China, on the other hand, is a rising power with much to lose, and as such it has traditionally been considerably more risk-averse and patient. It does not seek disorder but rather a new order more conducive to its interests. That may inhibit closer ties between the two parties over time.

But here and now, and in particular in Ukraine, Putin and Xi have multiple overlapping aspirations, and their propaganda efforts are mutually reinforcing, regardless of whether they are explicitly or intentionally coordinated. Both seek to erode U.S. soft power, undermine European cohesion, and exacerbate trans-Atlantic divides to weaken democratic competitors abroad. Both aim to depress trust in authoritative media and undermine democratic norms around free expression to tighten their grasp on power at home. Each stands to benefit from the work of the other.
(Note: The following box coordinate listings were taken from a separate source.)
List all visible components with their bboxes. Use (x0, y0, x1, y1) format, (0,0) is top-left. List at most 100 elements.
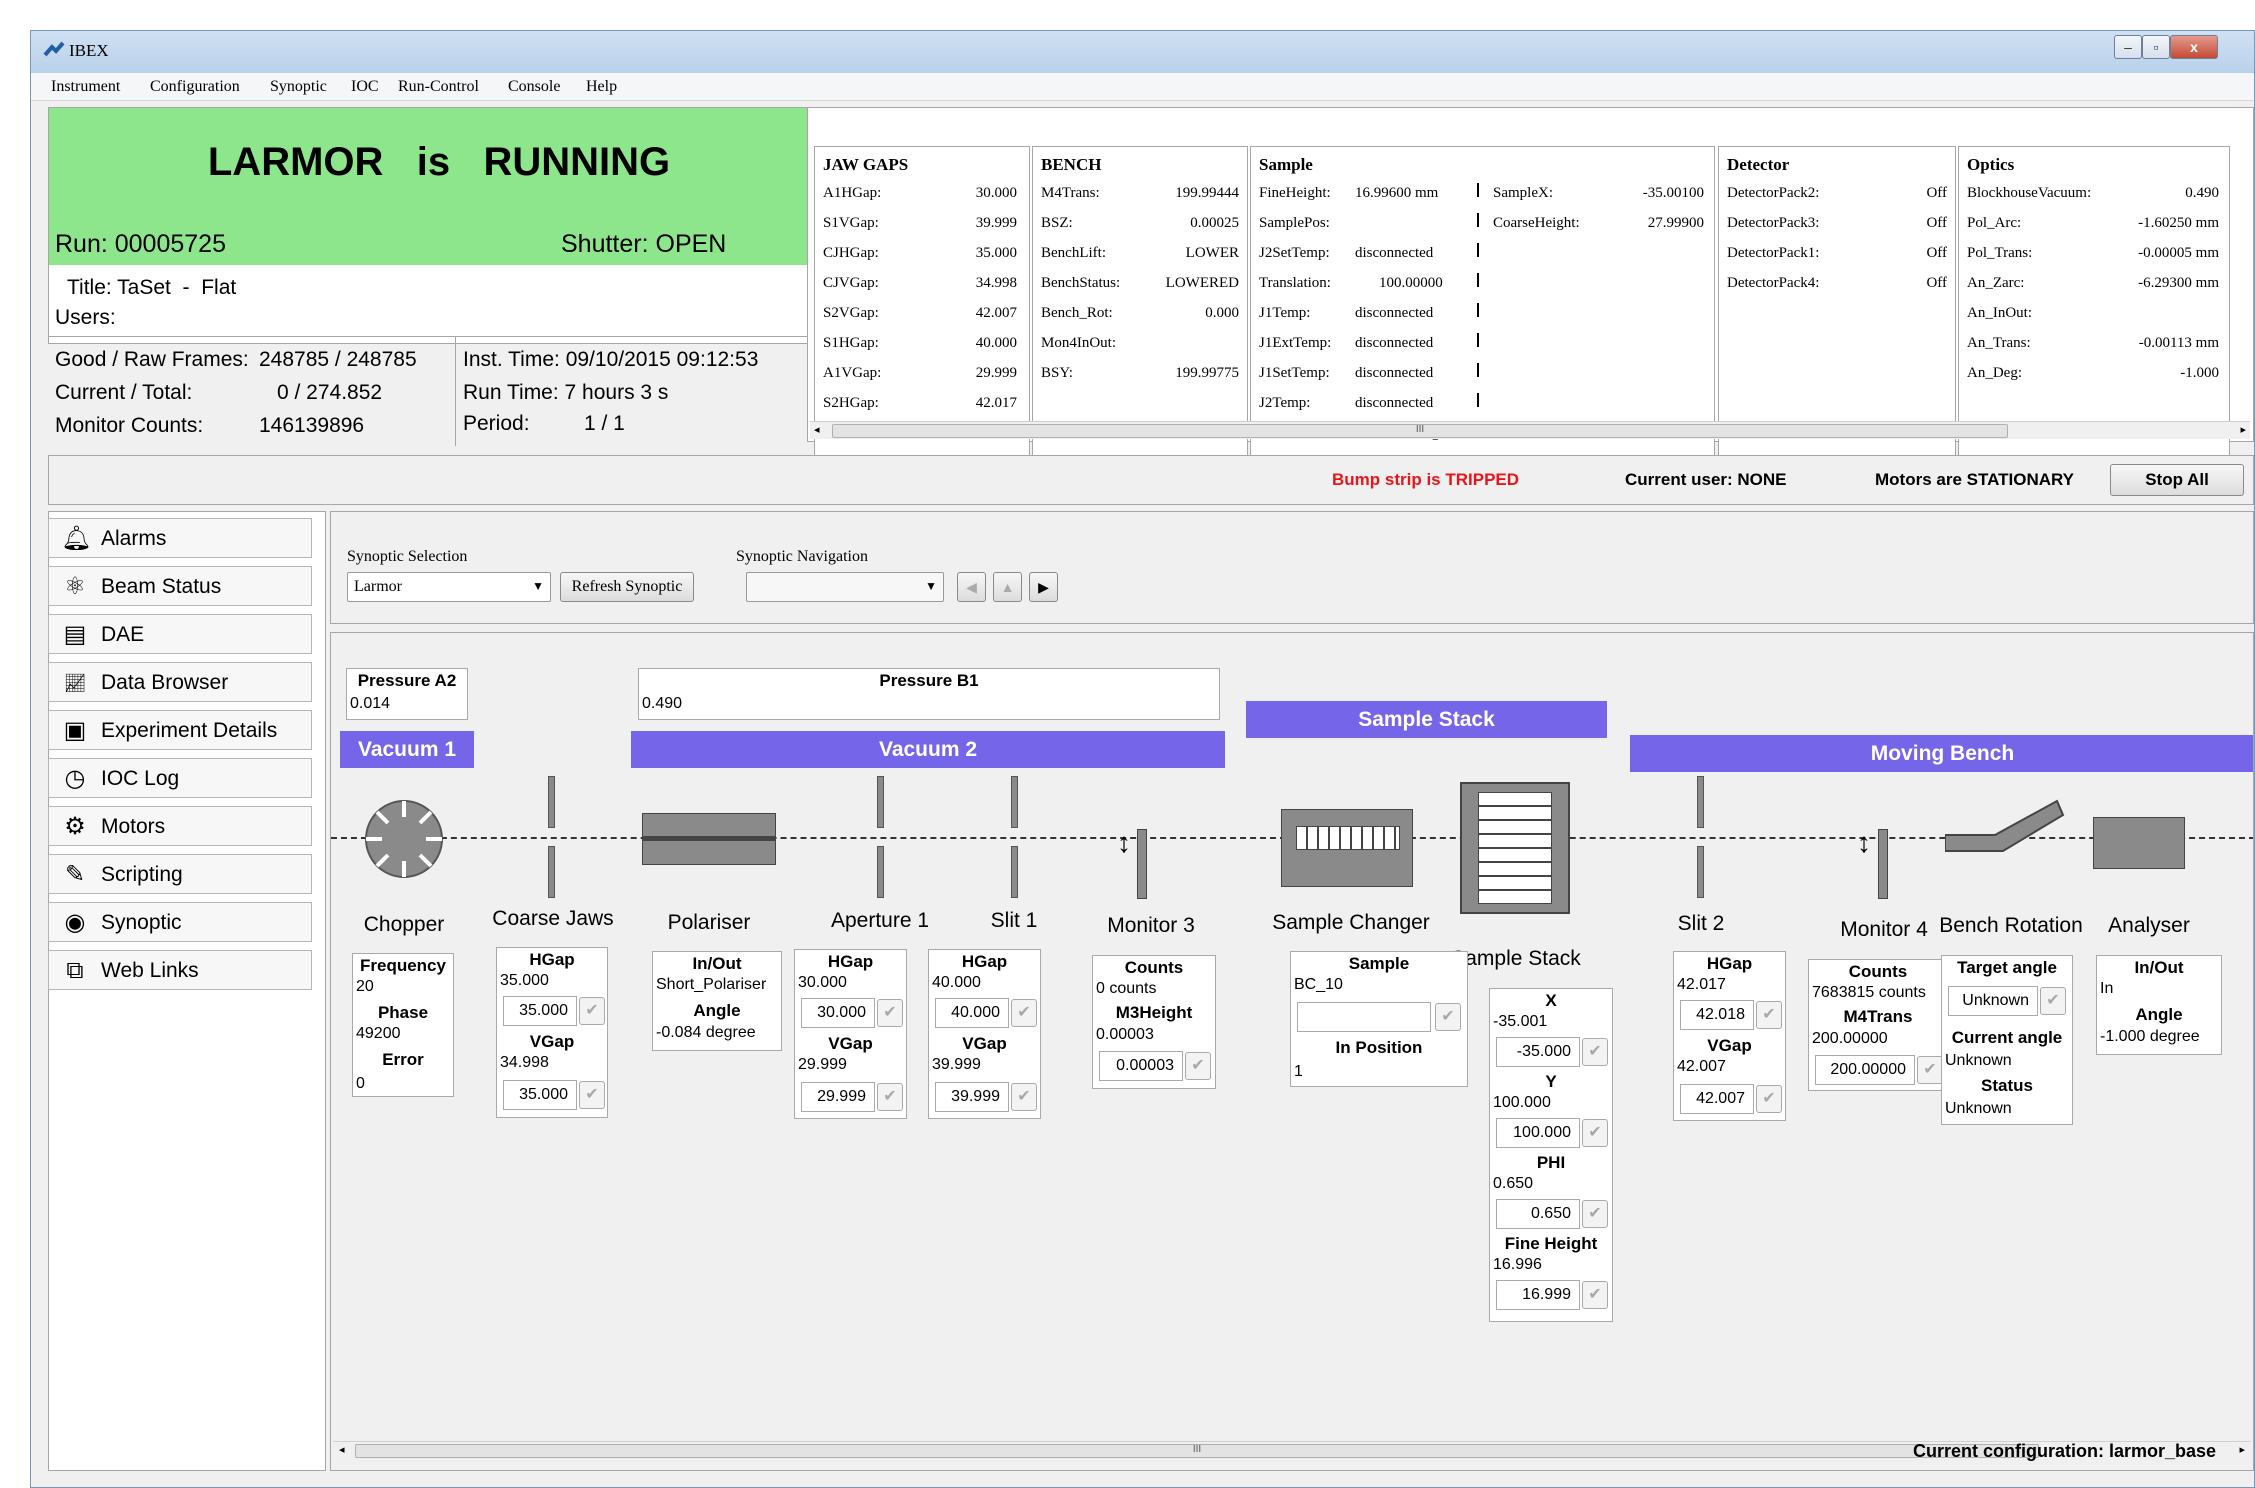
dashboard-horizontal-scrollbar[interactable]: ◂ III ▸ (810, 421, 2250, 439)
column-separator (1477, 183, 1479, 453)
monitor-3-icon[interactable] (1134, 829, 1150, 899)
phi-setpoint-input[interactable]: 0.650 (1496, 1199, 1580, 1229)
block-name: DetectorPack4: (1727, 275, 1820, 291)
m3height-apply-button[interactable]: ✔ (1185, 1052, 1211, 1080)
perspective-experiment-details[interactable]: ▣ Experiment Details (48, 710, 312, 750)
block-name: CJHGap: (823, 245, 879, 261)
hgap-apply-button[interactable]: ✔ (877, 999, 903, 1027)
monitor-4-icon[interactable] (1875, 829, 1891, 899)
sample-apply-button[interactable]: ✔ (1435, 1003, 1461, 1031)
perspective-alarms[interactable]: 🔔︎ Alarms (48, 518, 312, 558)
nav-up-button[interactable]: ▲ (993, 572, 1022, 602)
current-angle-title: Current angle (1951, 1028, 2063, 1047)
y-apply-button[interactable]: ✔ (1582, 1119, 1608, 1147)
bench-title: BENCH (1041, 155, 1102, 174)
perspective-scripting[interactable]: ✎ Scripting (48, 854, 312, 894)
hgap-setpoint-input[interactable]: 30.000 (801, 998, 875, 1028)
menu-configuration[interactable]: Configuration (150, 78, 240, 96)
hgap-setpoint-input[interactable]: 42.018 (1680, 1000, 1754, 1030)
analyser-icon[interactable] (2093, 817, 2185, 869)
slit-1-top[interactable] (1011, 776, 1018, 828)
aperture-1-label: Aperture 1 (830, 909, 930, 932)
maximize-button[interactable]: ▫ (2142, 35, 2170, 59)
x-apply-button[interactable]: ✔ (1582, 1038, 1608, 1066)
stop-all-button[interactable]: Stop All (2110, 464, 2244, 496)
perspective-data-browser[interactable]: 📈︎ Data Browser (48, 662, 312, 702)
coarse-jaws-bottom[interactable] (548, 846, 555, 898)
scroll-left-icon[interactable]: ◂ (814, 423, 820, 436)
m4trans-setpoint-input[interactable]: 200.00000 (1815, 1055, 1915, 1085)
vgap-apply-button[interactable]: ✔ (1011, 1083, 1037, 1111)
menu-help[interactable]: Help (586, 78, 617, 96)
sample-stack-icon[interactable] (1460, 782, 1570, 914)
target-angle-apply-button[interactable]: ✔ (2040, 987, 2066, 1015)
sample-setpoint-input[interactable] (1297, 1002, 1431, 1032)
perspective-web-links[interactable]: ⧉ Web Links (48, 950, 312, 990)
fine-height-setpoint-input[interactable]: 16.999 (1496, 1280, 1580, 1310)
synoptic-select[interactable]: Larmor ▼ (347, 572, 551, 602)
coarse-jaws-top[interactable] (548, 776, 555, 828)
pressure-a2-value: 0.014 (350, 695, 391, 712)
sample-changer-icon[interactable] (1281, 809, 1413, 887)
chopper-icon[interactable] (364, 799, 444, 879)
coarse-jaws-label: Coarse Jaws (492, 907, 614, 930)
nav-back-button[interactable]: ◀ (957, 572, 986, 602)
m4trans-apply-button[interactable]: ✔ (1917, 1056, 1943, 1084)
atom-icon: ⚛ (64, 573, 86, 600)
x-setpoint-input[interactable]: -35.000 (1496, 1037, 1580, 1067)
hgap-setpoint-input[interactable]: 40.000 (935, 998, 1009, 1028)
m3height-setpoint-input[interactable]: 0.00003 (1099, 1051, 1183, 1081)
block-value: disconnected (1355, 245, 1434, 261)
period-label: Period: (463, 412, 530, 435)
perspective-beam-status[interactable]: ⚛ Beam Status (48, 566, 312, 606)
menu-instrument[interactable]: Instrument (51, 78, 120, 96)
scroll-thumb[interactable]: III (832, 424, 2008, 438)
scroll-right-icon[interactable]: ▸ (2239, 1443, 2245, 1456)
perspective-ioc-log[interactable]: ◷ IOC Log (48, 758, 312, 798)
aperture-1-top[interactable] (877, 776, 884, 828)
minimize-button[interactable]: – (2114, 35, 2142, 59)
fine-height-apply-button[interactable]: ✔ (1582, 1281, 1608, 1309)
scroll-thumb[interactable]: III (355, 1444, 2039, 1458)
document-icon: ▤ (63, 621, 87, 648)
vgap-apply-button[interactable]: ✔ (579, 1081, 605, 1109)
menu-synoptic[interactable]: Synoptic (270, 78, 327, 96)
close-button[interactable]: x (2170, 35, 2218, 59)
scroll-right-icon[interactable]: ▸ (2240, 423, 2246, 436)
phi-apply-button[interactable]: ✔ (1582, 1200, 1608, 1228)
menu-run-control[interactable]: Run-Control (398, 78, 479, 96)
menu-console[interactable]: Console (508, 78, 560, 96)
vgap-setpoint-input[interactable]: 29.999 (801, 1082, 875, 1112)
hgap-apply-button[interactable]: ✔ (1756, 1001, 1782, 1029)
vgap-setpoint-input[interactable]: 42.007 (1680, 1084, 1754, 1114)
slit-1-bottom[interactable] (1011, 846, 1018, 898)
polariser-icon[interactable] (642, 813, 776, 865)
vgap-apply-button[interactable]: ✔ (1756, 1085, 1782, 1113)
menu-ioc[interactable]: IOC (351, 78, 379, 96)
perspective-synoptic[interactable]: ◉ Synoptic (48, 902, 312, 942)
block-name: CoarseHeight: (1493, 215, 1580, 231)
target-angle-input[interactable]: Unknown (1948, 986, 2038, 1016)
refresh-synoptic-button[interactable]: Refresh Synoptic (560, 572, 694, 602)
block-value: 27.99900 (1647, 215, 1704, 231)
hgap-apply-button[interactable]: ✔ (579, 997, 605, 1025)
y-setpoint-input[interactable]: 100.000 (1496, 1118, 1580, 1148)
slit-2-top[interactable] (1697, 776, 1704, 828)
vgap-setpoint-input[interactable]: 35.000 (503, 1080, 577, 1110)
aperture-1-bottom[interactable] (877, 846, 884, 898)
chevron-down-icon: ▼ (532, 579, 544, 593)
perspective-motors[interactable]: ⚙ Motors (48, 806, 312, 846)
nav-forward-button[interactable]: ▶ (1029, 572, 1058, 602)
chopper-details: Frequency 20 Phase 49200 Error 0 (352, 953, 454, 1097)
scroll-left-icon[interactable]: ◂ (339, 1443, 345, 1456)
hgap-apply-button[interactable]: ✔ (1011, 999, 1037, 1027)
menu-bar: Instrument Configuration Synoptic IOC Ru… (31, 73, 2254, 101)
synoptic-navigation-select[interactable]: ▼ (746, 572, 944, 602)
vgap-value: 34.998 (500, 1054, 549, 1071)
slit-2-bottom[interactable] (1697, 846, 1704, 898)
vgap-apply-button[interactable]: ✔ (877, 1083, 903, 1111)
hgap-setpoint-input[interactable]: 35.000 (503, 996, 577, 1026)
perspective-dae[interactable]: ▤ DAE (48, 614, 312, 654)
vgap-setpoint-input[interactable]: 39.999 (935, 1082, 1009, 1112)
bench-rotation-icon[interactable] (1944, 783, 2075, 853)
That may be especially true for Xi. Moscow’s efforts to promote divisive content that drives polarization up and trust down erodes the appeal of democratic governance. That creates space for Beijing to tout the strengths of its own model as an alternative. As a result, Moscow’s and Beijing’s separate efforts could have a compounding detrimental effect on the health and strength of democratic systems that is greater than the sum of its parts.

Twitter is of course banned in China, and Beijing’s tweets, which, like Moscow’s, appear in multiple languages, are meant to shape how the rest of the world views the United States, Europe, NATO, and the open media. If Xi, like Putin, succeeds at denting the global appeal and prestige of democratic states, institutions, and norms, he will have succeeded at making the world safer for autocracy.